The permutation thresholds were calculated using 10,000 random shuffles. The experiment-wise error rates for each chromosome and the genome-wide adjustment were set to 0.05. Only SNPs with minor allele frequency ≥0.01 were used.

αperm, αG and αS are the point-wise error rates for permutation, simpleM and SLIDE, respectively.

Meff_G and Meff_S are the effective number of independent tests for simpleM and SLIDE, respectively. w=100: window size is set equal to 100.

Methods

simpleM [Gao, et al. 2008] is a principal component analysis (PCA) based approach that calculates the effective number of independent tests, Meff, for a given data set. Then, it uses Meff as the denominator in the Bonferroni correction formula. simpleM uses composite LD to capture the correlation among SNPs and infers the Meff using the number of principal components that jointly contribute to 99.5% of variation in the SNPs. The method has been verified to give multiple correction cut-offs similar to those estimated from the permutation null distribution using data from common SNPs chips [Gao, et al. 2010].

SLIDE [Han, et al. 2009] relies on the assumption that commonly used association statistics for a set of SNPs follow multivariate normal (MVN) distribution asymptotically. SLIDE uses a sliding-window Monte-Carlo approach, which takes into account all the local LD along the genome, to approximate the MVN. One problem, however is that the MVN can be inaccurate in the tails of the true null distribution. SLIDE scales the approximated MVN to overcome the inaccuracy in the tails. A bigger window size may generally yield more accurate results than a smaller window but at the price of increased computing time. In this work, we used a window size of 100 markers (w = 100) and 10K samplings as reported in the original publication.

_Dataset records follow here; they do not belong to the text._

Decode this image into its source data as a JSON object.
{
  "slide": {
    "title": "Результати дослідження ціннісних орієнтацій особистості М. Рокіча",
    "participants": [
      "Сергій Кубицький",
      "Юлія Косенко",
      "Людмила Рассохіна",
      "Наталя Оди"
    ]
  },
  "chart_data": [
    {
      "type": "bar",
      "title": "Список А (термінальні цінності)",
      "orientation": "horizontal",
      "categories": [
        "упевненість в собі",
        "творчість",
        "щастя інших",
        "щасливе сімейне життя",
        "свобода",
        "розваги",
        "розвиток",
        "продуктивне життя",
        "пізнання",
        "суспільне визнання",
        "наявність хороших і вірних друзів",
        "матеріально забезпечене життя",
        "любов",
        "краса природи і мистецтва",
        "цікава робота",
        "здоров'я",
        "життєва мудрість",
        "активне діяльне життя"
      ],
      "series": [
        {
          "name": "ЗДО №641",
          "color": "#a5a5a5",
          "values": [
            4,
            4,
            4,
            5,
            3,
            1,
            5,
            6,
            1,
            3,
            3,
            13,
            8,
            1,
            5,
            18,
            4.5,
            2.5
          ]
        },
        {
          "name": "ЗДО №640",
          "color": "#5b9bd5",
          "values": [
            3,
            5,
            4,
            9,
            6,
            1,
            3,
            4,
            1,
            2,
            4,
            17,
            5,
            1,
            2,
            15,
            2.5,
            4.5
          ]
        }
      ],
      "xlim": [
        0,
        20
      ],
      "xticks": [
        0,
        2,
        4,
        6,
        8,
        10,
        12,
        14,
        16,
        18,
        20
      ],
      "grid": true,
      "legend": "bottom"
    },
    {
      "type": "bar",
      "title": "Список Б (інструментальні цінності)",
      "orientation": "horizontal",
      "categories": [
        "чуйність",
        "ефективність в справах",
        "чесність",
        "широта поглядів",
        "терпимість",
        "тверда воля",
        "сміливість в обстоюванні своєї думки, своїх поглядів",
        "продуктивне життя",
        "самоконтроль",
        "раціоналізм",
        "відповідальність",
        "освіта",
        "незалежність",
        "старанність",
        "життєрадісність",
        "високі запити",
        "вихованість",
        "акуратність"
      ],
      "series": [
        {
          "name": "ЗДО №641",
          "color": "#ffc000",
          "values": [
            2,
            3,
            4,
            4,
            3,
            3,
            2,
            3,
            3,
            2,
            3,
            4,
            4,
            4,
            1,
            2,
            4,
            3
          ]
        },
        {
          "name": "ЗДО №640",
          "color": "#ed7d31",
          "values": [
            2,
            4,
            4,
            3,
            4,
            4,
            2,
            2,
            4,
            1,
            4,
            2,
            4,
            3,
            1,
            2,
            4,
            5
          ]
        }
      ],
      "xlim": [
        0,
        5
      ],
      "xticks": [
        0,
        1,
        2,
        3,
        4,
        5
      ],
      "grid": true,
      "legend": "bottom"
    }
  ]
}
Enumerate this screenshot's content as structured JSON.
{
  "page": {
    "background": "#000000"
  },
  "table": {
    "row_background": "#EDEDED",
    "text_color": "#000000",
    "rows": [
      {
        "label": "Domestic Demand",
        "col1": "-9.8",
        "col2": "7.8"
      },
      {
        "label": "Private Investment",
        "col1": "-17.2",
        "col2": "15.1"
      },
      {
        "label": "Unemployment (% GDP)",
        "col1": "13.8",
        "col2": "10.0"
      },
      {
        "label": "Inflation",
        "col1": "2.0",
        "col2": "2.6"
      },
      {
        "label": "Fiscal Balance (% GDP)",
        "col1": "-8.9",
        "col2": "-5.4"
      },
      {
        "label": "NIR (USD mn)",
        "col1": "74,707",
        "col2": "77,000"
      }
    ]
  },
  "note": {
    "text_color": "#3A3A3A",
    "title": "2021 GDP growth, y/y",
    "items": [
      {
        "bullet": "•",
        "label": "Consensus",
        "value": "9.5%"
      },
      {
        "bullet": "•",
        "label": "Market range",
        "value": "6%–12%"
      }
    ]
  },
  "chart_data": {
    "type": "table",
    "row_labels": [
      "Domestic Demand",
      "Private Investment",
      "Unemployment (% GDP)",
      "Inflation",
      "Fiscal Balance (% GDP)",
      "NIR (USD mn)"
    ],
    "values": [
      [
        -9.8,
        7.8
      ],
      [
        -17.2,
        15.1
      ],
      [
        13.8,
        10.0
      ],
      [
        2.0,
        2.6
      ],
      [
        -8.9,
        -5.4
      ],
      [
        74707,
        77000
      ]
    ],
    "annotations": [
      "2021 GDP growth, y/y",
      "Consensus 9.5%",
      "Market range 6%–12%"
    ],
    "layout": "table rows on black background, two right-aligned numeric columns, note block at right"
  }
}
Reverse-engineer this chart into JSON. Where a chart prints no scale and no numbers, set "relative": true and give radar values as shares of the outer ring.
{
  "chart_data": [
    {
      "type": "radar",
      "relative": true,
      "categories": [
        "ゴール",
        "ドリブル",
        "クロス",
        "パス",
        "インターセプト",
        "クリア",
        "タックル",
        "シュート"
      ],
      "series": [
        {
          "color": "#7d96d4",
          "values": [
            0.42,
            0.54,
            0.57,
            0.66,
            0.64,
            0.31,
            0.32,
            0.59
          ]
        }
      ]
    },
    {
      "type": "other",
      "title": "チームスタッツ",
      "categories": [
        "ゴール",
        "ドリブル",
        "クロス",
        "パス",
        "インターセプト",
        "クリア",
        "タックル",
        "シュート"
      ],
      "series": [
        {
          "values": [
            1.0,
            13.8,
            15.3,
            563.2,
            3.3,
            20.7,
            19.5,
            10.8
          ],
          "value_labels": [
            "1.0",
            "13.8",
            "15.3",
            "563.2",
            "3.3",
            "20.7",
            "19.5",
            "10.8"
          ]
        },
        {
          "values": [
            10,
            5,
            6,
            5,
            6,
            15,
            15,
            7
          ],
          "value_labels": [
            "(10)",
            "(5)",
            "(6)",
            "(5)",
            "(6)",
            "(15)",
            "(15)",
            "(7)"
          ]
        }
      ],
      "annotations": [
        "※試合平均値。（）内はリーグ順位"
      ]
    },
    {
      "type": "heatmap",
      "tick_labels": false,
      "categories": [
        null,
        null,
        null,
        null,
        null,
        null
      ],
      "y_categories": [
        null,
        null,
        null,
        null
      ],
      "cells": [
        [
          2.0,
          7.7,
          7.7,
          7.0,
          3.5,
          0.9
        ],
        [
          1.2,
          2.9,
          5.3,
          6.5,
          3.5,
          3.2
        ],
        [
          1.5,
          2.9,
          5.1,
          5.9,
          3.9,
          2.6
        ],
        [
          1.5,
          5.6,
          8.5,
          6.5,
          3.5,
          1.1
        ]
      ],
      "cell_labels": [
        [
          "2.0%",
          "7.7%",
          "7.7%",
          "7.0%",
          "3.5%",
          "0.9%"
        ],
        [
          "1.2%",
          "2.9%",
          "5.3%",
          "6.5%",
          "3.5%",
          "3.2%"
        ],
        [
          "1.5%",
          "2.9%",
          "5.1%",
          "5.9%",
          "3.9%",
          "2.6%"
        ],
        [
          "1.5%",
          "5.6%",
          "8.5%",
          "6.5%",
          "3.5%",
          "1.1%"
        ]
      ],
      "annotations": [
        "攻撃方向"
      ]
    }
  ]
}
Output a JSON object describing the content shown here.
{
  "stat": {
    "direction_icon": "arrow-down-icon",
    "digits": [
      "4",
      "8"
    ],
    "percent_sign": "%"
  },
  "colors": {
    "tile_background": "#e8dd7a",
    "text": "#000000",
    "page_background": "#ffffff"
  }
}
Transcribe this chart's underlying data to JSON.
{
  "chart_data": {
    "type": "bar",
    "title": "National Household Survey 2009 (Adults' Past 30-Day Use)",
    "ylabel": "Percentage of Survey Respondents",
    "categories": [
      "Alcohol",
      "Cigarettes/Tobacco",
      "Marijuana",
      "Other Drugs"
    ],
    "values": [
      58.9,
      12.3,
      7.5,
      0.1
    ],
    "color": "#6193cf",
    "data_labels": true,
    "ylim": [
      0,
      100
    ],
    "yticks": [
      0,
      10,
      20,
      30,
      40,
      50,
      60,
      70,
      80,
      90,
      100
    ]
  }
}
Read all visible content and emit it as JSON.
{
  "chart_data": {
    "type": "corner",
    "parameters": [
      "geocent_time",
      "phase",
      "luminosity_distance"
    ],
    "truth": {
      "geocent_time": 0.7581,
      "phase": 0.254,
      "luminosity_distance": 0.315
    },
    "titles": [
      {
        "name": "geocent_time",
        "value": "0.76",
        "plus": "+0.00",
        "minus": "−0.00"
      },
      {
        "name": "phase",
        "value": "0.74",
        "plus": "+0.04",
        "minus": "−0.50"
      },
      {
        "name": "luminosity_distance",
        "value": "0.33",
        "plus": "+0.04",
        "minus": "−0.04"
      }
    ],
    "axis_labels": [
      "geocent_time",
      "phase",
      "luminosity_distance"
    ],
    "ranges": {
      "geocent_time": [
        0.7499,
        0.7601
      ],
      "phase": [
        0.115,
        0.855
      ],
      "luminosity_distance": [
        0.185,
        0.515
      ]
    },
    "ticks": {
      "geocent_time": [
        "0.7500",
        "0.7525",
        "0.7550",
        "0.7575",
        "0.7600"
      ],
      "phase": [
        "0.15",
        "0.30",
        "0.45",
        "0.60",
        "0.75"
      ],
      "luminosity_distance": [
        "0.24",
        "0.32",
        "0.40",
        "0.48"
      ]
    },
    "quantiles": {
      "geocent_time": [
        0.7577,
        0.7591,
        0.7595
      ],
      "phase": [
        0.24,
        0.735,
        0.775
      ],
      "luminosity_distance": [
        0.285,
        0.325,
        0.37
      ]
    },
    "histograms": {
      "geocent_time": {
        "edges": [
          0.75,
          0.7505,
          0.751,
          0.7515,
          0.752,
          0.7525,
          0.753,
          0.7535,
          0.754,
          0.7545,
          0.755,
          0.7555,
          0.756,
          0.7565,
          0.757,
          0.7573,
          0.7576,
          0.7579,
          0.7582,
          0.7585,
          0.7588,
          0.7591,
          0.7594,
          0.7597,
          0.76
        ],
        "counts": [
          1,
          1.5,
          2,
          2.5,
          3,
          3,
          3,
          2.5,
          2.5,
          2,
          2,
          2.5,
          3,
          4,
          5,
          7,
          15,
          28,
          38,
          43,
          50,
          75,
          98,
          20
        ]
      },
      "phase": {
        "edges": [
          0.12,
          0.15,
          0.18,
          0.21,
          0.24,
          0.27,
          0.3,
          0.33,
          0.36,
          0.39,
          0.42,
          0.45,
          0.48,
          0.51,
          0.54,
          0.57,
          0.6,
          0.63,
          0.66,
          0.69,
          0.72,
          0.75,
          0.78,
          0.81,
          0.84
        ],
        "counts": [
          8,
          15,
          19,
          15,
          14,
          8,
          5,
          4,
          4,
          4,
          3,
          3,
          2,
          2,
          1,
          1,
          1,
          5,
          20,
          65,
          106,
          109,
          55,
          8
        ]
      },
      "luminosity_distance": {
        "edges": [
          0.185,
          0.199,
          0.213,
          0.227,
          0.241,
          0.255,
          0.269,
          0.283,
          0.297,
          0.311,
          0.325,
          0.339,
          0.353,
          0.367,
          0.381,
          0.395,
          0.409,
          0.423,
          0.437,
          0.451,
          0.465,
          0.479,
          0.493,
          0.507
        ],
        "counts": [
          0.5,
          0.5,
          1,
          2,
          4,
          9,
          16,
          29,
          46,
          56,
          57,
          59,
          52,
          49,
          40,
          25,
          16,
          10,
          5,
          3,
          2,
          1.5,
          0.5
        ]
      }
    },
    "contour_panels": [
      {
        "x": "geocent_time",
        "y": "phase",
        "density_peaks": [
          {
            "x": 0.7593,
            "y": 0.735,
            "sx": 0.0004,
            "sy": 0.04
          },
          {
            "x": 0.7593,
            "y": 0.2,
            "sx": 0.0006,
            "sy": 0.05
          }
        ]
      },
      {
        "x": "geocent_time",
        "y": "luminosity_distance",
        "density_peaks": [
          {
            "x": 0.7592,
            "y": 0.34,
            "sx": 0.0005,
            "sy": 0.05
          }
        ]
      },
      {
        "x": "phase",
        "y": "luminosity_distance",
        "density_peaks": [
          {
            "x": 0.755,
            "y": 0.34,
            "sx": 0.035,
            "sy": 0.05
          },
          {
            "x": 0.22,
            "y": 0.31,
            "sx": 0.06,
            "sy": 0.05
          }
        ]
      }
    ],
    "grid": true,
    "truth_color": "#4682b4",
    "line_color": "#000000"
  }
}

We also performed permutation tests on the NHLBI Family Heart Study 2.5M estimated allelic dosages. We set the EWERs at 0.05 and derived corresponding PWERs. We conducted permutation tests [Churchill and Doerge 1994; Gao, et al. 2008] with 10,000 random shuffles using the score test for testing the global null hypothesis of beta = 0 in the logistic regression as implemented in SAS v9.2 (SAS Institute, Cary, NC, USA). In each permutation shuffle, half of the samples were randomly assigned as cases and the other half were assigned as controls. We recorded the smallest p-value from each permutation. The smallest p-values were arranged in descending order and the 100α percentile was the permutation-based PWER for the overall significance level of α. We used a nominal value of α = 0.05. Permutation tests were carried out on the computer cluster (800 nodes) of the Division of Statistical Genomics at the Washington University School of Medicine.

Results

Results for each chromosome (chromosome-wide EWER = 0.05) and at the genome-wide scale (genome-wide EWER = 0.05) are shown in Table 1 for the estimated allelic dosages. The PWERs derived from the simpleM, SLIDE and permutation tests are denoted as αG, αS and αperm, respectively. simpleM gives Meff output. The corresponding αG was derived using the formula, αG = 0.05/Meff. SLIDE gives both Meff and αS output. Comparing αG and αS to αperm, we see that simpleM gives the best approximation to the permutation thresholds while SLIDE is rather conservative. To help visualization, pair-wise plots taking permutation thresholds as the reference for chromosome 1 to 22 are plotted in Figure 1. simpleM × permutation and SLIDE × permutation pair-wise values are indicated as open circles and triangles, respectively. A perfect match with permutation estimates would fall on the diagonal line, y = x. The closer the approximation thresholds to the diagonal line the better. SLIDE thresholds are farther off the diagonal line than simpleM. On a genome-wide scale, the permutation threshold is 8.52×10−8 with 95% confidence interval (CI) as (7.86×10−8, 9.44×10−8), while simpleM and SLIDE give 9.25×10−8 and 6.58×10−8, respectively. It is clear that the simpleM gives the closest approximation to the permutation. The SLIDE estimate, 6.58×10−8, is outside of the 95% CI of the permutation significance level. The corresponding type I error rates for the simpleM and SLIDE thresholds are 0.053 and 0.039, respectively.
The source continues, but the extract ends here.